A Dynamical Systems Approach for Convergence of the Bayesian EM Algorithm

TL;DR

This paper applies Lyapunov stability theory from systems and control to analyze and establish convergence conditions for the Bayesian EM algorithm in machine learning, revealing potential for faster convergence under certain assumptions.

Contribution

It introduces a dynamical systems framework using Lyapunov stability to analyze convergence of the MAP-EM algorithm, extending the theoretical understanding of its behavior.

Findings

Provided convergence conditions for MAP-EM using Lyapunov theory

Shown that under certain assumptions, EM can achieve linear or quadratic convergence

Expanded the set of sufficient conditions for EM algorithm applications

Abstract

Out of the recent advances in systems and control (S\&C)-based analysis of optimization algorithms, not enough work has been specifically dedicated to machine learning (ML) algorithms and its applications.

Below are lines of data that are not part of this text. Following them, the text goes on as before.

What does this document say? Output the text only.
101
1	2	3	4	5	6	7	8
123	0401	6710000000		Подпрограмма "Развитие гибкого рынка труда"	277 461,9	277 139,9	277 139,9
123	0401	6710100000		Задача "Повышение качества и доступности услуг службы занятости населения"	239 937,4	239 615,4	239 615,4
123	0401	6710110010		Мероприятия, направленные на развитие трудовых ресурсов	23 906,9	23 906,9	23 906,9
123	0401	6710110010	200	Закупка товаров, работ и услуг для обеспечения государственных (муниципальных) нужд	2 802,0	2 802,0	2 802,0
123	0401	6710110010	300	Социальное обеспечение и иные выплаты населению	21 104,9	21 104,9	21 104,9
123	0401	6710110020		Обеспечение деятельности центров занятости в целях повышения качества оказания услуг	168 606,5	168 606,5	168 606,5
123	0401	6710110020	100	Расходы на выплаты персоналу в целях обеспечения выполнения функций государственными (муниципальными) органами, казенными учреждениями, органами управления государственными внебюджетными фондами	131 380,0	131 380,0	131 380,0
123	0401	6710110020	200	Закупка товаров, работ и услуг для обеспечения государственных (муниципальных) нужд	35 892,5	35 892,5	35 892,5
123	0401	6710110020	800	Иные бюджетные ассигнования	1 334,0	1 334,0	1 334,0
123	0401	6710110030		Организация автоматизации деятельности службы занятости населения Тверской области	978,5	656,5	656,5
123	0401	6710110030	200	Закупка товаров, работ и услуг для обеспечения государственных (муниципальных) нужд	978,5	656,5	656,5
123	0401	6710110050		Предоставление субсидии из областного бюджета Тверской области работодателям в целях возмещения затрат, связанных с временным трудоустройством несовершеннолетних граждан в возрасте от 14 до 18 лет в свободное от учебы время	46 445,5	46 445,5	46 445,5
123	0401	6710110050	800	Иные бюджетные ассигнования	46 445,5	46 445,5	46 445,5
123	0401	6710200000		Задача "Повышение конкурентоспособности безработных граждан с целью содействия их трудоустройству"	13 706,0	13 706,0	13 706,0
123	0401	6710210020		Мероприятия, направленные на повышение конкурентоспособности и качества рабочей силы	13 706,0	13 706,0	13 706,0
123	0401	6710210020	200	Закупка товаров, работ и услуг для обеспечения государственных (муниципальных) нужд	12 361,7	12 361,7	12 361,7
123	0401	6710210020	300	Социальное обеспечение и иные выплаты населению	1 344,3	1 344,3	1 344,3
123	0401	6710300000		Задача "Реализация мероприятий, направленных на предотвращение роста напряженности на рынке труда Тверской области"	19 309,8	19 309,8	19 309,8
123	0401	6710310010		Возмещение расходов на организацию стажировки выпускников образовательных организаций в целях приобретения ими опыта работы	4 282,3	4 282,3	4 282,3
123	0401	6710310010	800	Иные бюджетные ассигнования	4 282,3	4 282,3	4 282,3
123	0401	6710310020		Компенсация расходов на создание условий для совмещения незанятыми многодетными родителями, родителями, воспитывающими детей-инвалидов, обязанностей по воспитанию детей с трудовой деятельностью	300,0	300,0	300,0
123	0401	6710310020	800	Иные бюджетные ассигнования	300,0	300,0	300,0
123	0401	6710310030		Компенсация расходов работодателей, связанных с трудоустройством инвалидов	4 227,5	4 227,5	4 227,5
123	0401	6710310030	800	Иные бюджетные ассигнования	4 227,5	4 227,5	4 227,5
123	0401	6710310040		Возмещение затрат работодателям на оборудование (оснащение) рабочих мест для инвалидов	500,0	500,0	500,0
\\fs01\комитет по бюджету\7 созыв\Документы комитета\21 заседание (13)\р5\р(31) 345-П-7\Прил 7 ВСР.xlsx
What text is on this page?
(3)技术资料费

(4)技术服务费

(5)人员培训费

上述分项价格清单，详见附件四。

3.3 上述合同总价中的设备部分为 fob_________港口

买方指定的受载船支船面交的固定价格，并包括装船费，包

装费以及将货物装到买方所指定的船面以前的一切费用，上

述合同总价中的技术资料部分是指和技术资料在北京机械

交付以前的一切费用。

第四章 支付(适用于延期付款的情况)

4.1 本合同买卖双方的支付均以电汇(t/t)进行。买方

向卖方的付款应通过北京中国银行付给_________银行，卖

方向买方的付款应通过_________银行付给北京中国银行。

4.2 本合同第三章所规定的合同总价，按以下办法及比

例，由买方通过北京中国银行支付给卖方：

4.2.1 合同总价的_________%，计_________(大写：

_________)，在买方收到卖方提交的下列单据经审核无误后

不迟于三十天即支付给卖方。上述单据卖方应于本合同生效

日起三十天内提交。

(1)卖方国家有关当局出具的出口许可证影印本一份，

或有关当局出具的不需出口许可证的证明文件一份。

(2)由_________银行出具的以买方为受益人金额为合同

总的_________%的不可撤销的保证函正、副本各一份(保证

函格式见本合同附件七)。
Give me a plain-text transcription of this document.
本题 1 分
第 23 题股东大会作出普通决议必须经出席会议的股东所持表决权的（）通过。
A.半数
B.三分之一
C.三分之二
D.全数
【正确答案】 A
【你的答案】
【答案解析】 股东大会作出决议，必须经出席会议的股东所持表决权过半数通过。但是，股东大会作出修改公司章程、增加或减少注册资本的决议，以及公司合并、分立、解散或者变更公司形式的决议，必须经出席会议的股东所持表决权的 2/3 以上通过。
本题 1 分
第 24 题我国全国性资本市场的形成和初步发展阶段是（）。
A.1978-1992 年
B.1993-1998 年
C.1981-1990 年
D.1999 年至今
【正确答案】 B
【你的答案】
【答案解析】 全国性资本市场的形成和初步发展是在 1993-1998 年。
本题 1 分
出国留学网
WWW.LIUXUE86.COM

This paper addresses this gap by illustrating how (discrete-time) Lyapunov stability theory can serve as a powerful tool to aid, or even lead, in the analysis (and potential design) of optimization algorithms that are not necessarily gradient-based. The particular ML problem that this paper focuses on is that of parameter estimation in an incomplete-data Bayesian framework via the popular optimization algorithm known as maximum a posteriori expectation-maximization (MAP-EM). Following first principles from dynamical systems stability theory, conditions for convergence of MAP-EM are developed. Furthermore, if additional assumptions are met, we show that fast convergence (linear or quadratic) is achieved, which could have been difficult to unveil without our adopted S\&C approach. The convergence guarantees in this paper effectively expand the set of sufficient conditions for EM applications, thereby demonstrating the potential of similar S\&C-based convergence analysis of other ML algorithms.